Anaconda* has now made it convenient for the AI community to enable high-performance-computing in TensorFlow. Starting from TensorFlow v1.9, Anaconda has and will continue to build TensorFlow using oneDNN primitives to deliver maximum performance in your CPU.

This install guide features several methods to obtain Intel Optimized TensorFlow including off-the-shelf packages or building one from source that are conveniently categorized into Binaries, Docker Images, Build from Source

For more details of those releases, users could check Release Notes of Intel Optimized TensorFlow.

Now, Intel Optimization for Tensorflow is also available as part of AI Tools. Download and Install to get separate conda environments optimized with Intel's latest AI accelerations. Code samples to help get started with are available here.

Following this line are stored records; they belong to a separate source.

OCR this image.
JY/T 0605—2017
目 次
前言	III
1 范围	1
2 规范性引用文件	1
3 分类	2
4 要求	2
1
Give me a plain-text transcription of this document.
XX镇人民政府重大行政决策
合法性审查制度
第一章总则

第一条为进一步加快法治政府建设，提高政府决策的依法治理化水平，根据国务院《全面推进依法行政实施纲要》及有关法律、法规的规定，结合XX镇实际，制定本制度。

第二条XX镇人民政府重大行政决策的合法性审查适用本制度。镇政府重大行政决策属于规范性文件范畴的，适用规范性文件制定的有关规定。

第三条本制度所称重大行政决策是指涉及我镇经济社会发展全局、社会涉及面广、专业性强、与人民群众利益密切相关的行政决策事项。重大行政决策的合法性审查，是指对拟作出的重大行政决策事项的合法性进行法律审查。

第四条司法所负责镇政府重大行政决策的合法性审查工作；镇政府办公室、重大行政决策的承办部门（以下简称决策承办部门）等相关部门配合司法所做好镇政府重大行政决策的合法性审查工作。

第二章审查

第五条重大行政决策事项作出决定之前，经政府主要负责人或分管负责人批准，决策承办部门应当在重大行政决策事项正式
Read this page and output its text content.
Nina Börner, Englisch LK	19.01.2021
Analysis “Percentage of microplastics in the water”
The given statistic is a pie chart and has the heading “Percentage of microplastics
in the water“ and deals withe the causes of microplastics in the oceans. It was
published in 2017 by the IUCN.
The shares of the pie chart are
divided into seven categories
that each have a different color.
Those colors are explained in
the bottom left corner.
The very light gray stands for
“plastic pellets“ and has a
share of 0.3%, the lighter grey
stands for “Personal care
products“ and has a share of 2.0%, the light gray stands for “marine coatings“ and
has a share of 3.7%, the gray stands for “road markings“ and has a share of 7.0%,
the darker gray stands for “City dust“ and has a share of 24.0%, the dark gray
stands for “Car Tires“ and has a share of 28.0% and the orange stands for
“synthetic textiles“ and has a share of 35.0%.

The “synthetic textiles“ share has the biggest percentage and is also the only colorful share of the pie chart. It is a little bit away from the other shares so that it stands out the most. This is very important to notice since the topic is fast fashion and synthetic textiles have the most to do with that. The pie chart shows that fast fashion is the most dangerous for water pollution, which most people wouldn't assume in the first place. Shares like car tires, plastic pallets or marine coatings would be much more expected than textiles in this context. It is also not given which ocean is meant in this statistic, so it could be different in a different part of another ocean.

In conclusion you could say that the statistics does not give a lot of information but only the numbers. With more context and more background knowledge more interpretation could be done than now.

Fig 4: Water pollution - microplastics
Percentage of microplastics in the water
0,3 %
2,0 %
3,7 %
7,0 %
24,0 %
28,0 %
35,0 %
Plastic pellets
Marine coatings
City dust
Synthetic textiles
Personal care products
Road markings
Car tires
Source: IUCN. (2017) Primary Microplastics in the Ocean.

The oneAPI Deep Neural Network Library (oneDNN) optimizations are also now available in the official x86-64 TensorFlow after v2.5. The feature is off by default before v2.9, users can enable those CPU optimizations by setting the the environment variable TF_ENABLE_ONEDNN_OPTS=1 for the official x86-64 TensorFlow. Since TensorFlow v2.9, the oneAPI Deep Neural Network Library (oneDNN) optimizations are enabled by default. There is a comparison table between those two releases in the additional information session.

Supported OS

For Linux*:

It supports most Linux distributions: like Ubuntu*, Red Hat Enterprise Linux*, SUSE Linux Enterprise Server*, Fedora*, CentOS*, Debian*, Amazon Linux 2*, WSL 2, Rocky Linux*, etc.

For Windows*:

It supports Windows Server 2016*, Windows Server 2019*, Windows 10*, Windows  11*.

NOTE: We recommend to use latest release of OS distributions to get better performance. It would show better performance in latest release than olders.  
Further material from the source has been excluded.